General information
- Type: Autogyro
- National origin: United States
- Manufacturer: Air Command International
- Status: Production completed
- Number built: At least one

History
- Developed from: Air Command Commander

= Air Command Commander Sport =

The Air Command Commander Sport is an American autogyro that was designed and produced by Air Command International of Wylie, Texas. Now out of production, when it was available the aircraft was supplied as a kit for amateur construction.

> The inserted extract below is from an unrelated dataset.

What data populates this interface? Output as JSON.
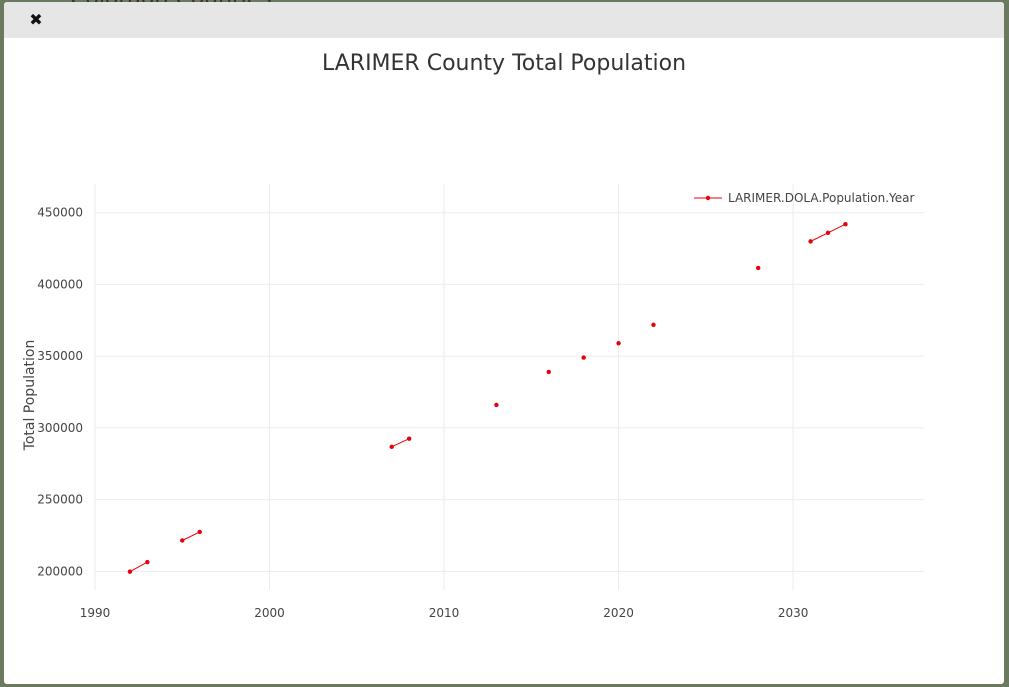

==Design and development==
The Commander Sport was designed to comply with the US Experimental - Amateur-built aircraft rules. It features a single main rotor, a single-seat open cockpit with a small cockpit fairing with a windshield, tricycle landing gear with a steerable nose wheel and wheel pants, plus a tail caster. The standard engine supplied was the twin cylinder, liquid-cooled, two-stroke, dual-ignition 64 hp Rotax 582 engine in pusher configuration. The 50 hp Rotax 503 and 40 hp Rotax 447 engines were factory options.

The aircraft fuselage is made from metal tubing, while the fairing is fiberglass. Its two-bladed rotor has a diameter of 23.00 ft. The aircraft has a typical empty weight of 275 lb and a gross weight of 750 lb, giving a useful load of 475 lb. With full fuel of 9 u.s.gal the payload for the pilot and baggage is 421 lb.

The standard day, sea level, no wind, take off with a 64 hp engine is 100 ft and the landing roll is 5 ft.

Original factory kit options were a pre-rotator, cockpit fairing, wheels pants and long range fuel tank. The manufacturer estimated the construction time from the supplied kit as 30 hours and put completion time as 3–4 days work.